Monday 18 July 2011

Failure to take phone hacking seriously ends in resignation of Met assistant commissioner who handled string of big cases

When he appeared before an angry home affairs select committee last week, John Yates admitted that his decision not to reopen the phone-hacking investigation two years ago had been, in his own words, a poor one.

Two days earlier the Metropolitan police assistant commissioner had been a little more forthright, confiding in a Sunday newspaper that the choice had been "pretty crap".

That repeated underestimation of the severity of the News of the World saga has not only embarrassed the Met and cost the commissioner his job, it has proved to be the miscalculation that undid another of the Met's most respected officers.

Until the phone-hacking scandal erupted, Yates's three decades at Scotland Yard had been comparatively free of blemish.

Born in Liverpool in 1959 and educated at Marlborough and King's College London, Yates joined the Met in 1981 and spent time in uniform before rising through the hierarchy.

He was a popular figure among rank-and-file officers as well as being close to Sir Paul Stephenson, and was regarded as a safe pair of hands for his management of a string of high-profile cases.

In 2002 he took charge of the case of the former royal butler Paul Burrell, who was accused of the theft of Princess Diana's possessions.
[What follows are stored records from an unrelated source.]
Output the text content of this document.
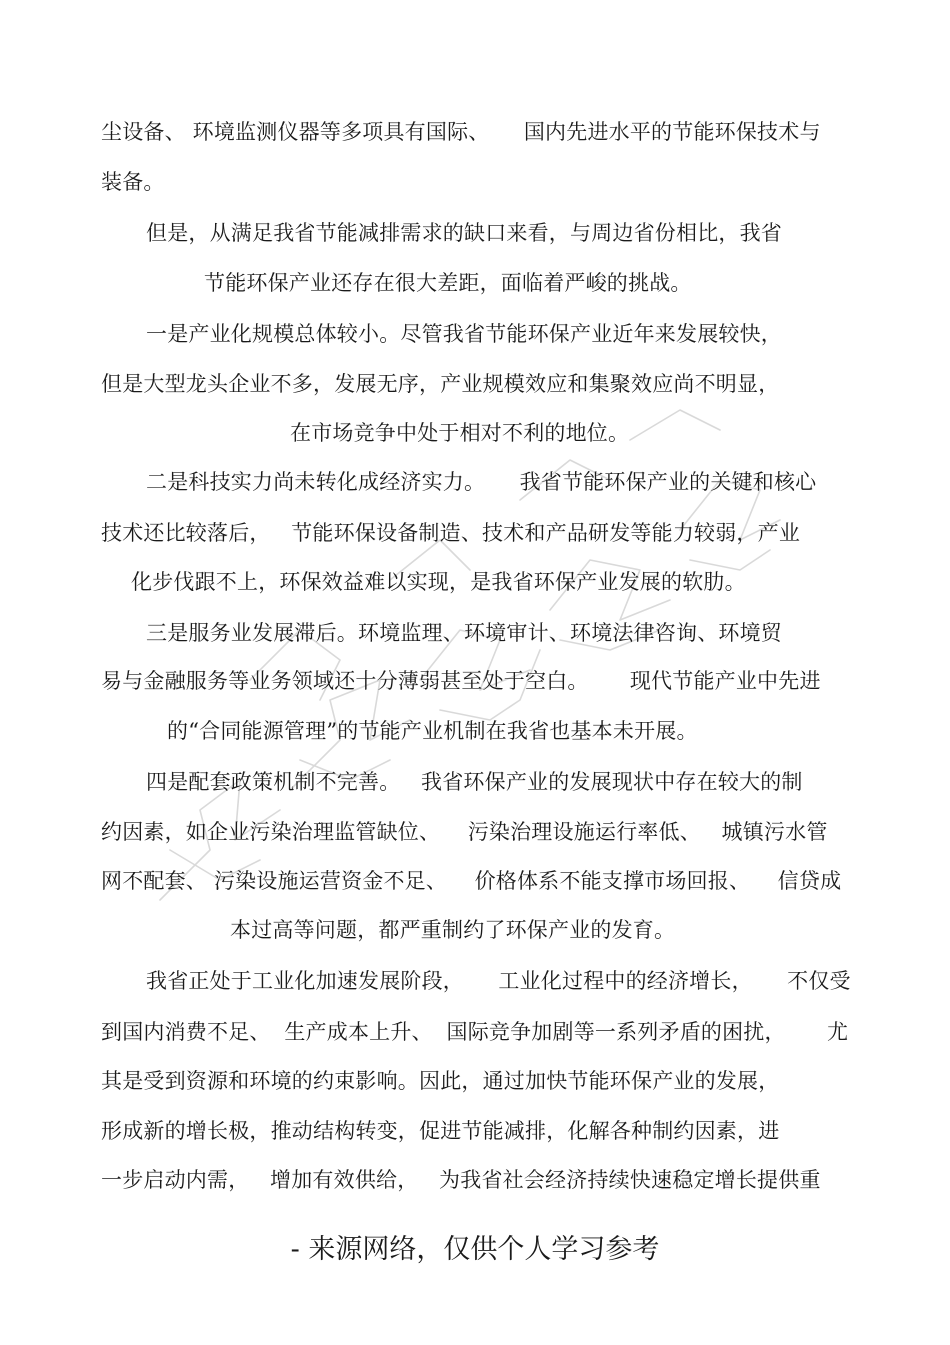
尘设备、 环境监测仪器等多项具有国际、     国内先进水平的节能环保技术与
装备。
但是，从满足我省节能减排需求的缺口来看，与周边省份相比，我省
节能环保产业还存在很大差距，面临着严峻的挑战。
一是产业化规模总体较小。尽管我省节能环保产业近年来发展较快，
但是大型龙头企业不多，发展无序，产业规模效应和集聚效应尚不明显，
在市场竞争中处于相对不利的地位。
二是科技实力尚未转化成经济实力。     我省节能环保产业的关键和核心
技术还比较落后，   节能环保设备制造、技术和产品研发等能力较弱，产业
化步伐跟不上，环保效益难以实现，是我省环保产业发展的软肋。
三是服务业发展滞后。环境监理、环境审计、环境法律咨询、环境贸
易与金融服务等业务领域还十分薄弱甚至处于空白。      现代节能产业中先进
的“合同能源管理”的节能产业机制在我省也基本未开展。
四是配套政策机制不完善。   我省环保产业的发展现状中存在较大的制
约因素，如企业污染治理监管缺位、    污染治理设施运行率低、   城镇污水管
网不配套、 污染设施运营资金不足、    价格体系不能支撑市场回报、    信贷成
本过高等问题，都严重制约了环保产业的发育。
我省正处于工业化加速发展阶段，     工业化过程中的经济增长，     不仅受
到国内消费不足、  生产成本上升、  国际竞争加剧等一系列矛盾的困扰，      尤
其是受到资源和环境的约束影响。因此，通过加快节能环保产业的发展，
形成新的增长极，推动结构转变，促进节能减排，化解各种制约因素，进
一步启动内需，   增加有效供给，   为我省社会经济持续快速稳定增长提供重
- 来源网络，仅供个人学习参考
The trial eventually collapsed following an intervention by the Queen.

He travelled to Brazil to meet the parents of Jean Charles de Menezes, the electrician shot dead by police in July 2005 at Stockwell underground station after being mistaken for a suicide bomber.

As head of the special inquiry squad, nicknamed the "celebrity squad", Yates handled a series of sensitive cases, notably the conviction for perjury of the novelist and former Conservative party chairman Lord Archer, the investigation of the television presenter John Leslie over claims of rape and the Who Wants To Be a Millionaire? fraud case.

In 2006 he was appointed assistant commissioner, then took over from Bob Quick as head of counter-terrorism in 2009 following an embarrassing security breach.

But it was the tortuous and futile investigation into the Labour "cash-for-honours" allegations that thrust him most prominently into the limelight.

The 16-month inquiry ended in July 2007 with no charges brought.

Senior Labour figures said Yates and his officers – who carried out a dawn swoop on the Downing Street aide Ruth Turner and arrested Tony Blair's friend and envoy Lord Levy – had been heavy-handed. Yates insisted he had simply been following the evidence and also noted that his officers had at times received "less than full co-operation" from those allegedly involved.

Those remarks were echoed last week when Yates appeared before the select committee to explain why he had chosen not to reopen the News of the World phone-hacking investigation in 2009 after the Guardian claimed hundreds of voice messages had been hacked.

"It is a matter of great concern that, for whatever reason, the News of the World appears to have failed to co-operate in the way that we now know they should have with the relevant police inquiries up until January of this year," he said.

"They have only recently supplied information and evidence that would clearly have had a significant impact on the decisions that I took in 2009 had it been provided to us."

Had he been in possession of such evidence two years ago, said Yates, "I would have made different decisions."

His testimony did not impress the committee. During the hearing MPs passed notes to the chair containing one-word descriptions of Yates's evidence.

Some wrote "evasive" but when Yates finished, the committee's chair, Keith Vaz, said he and his colleagues had found his evidence "unconvincing".

Even so, Yates continued to struggle against what was fast becoming inevitable.

Asked by Vaz if he had considered his position, Yates told him: "If you are suggesting that I should resign for what the News of the World has done, I think that is probably unfair."

Pressed again on whether he thought he would keep his job, Yates insisted it was "not a resignation matter".

But the fatal blow to Yates of the Yard's career was dealt on Sunday when Sir Paul Stephenson resigned, leaving his friend and subordinate – the Met's public face of the phone-hacking inquiry – with no choice.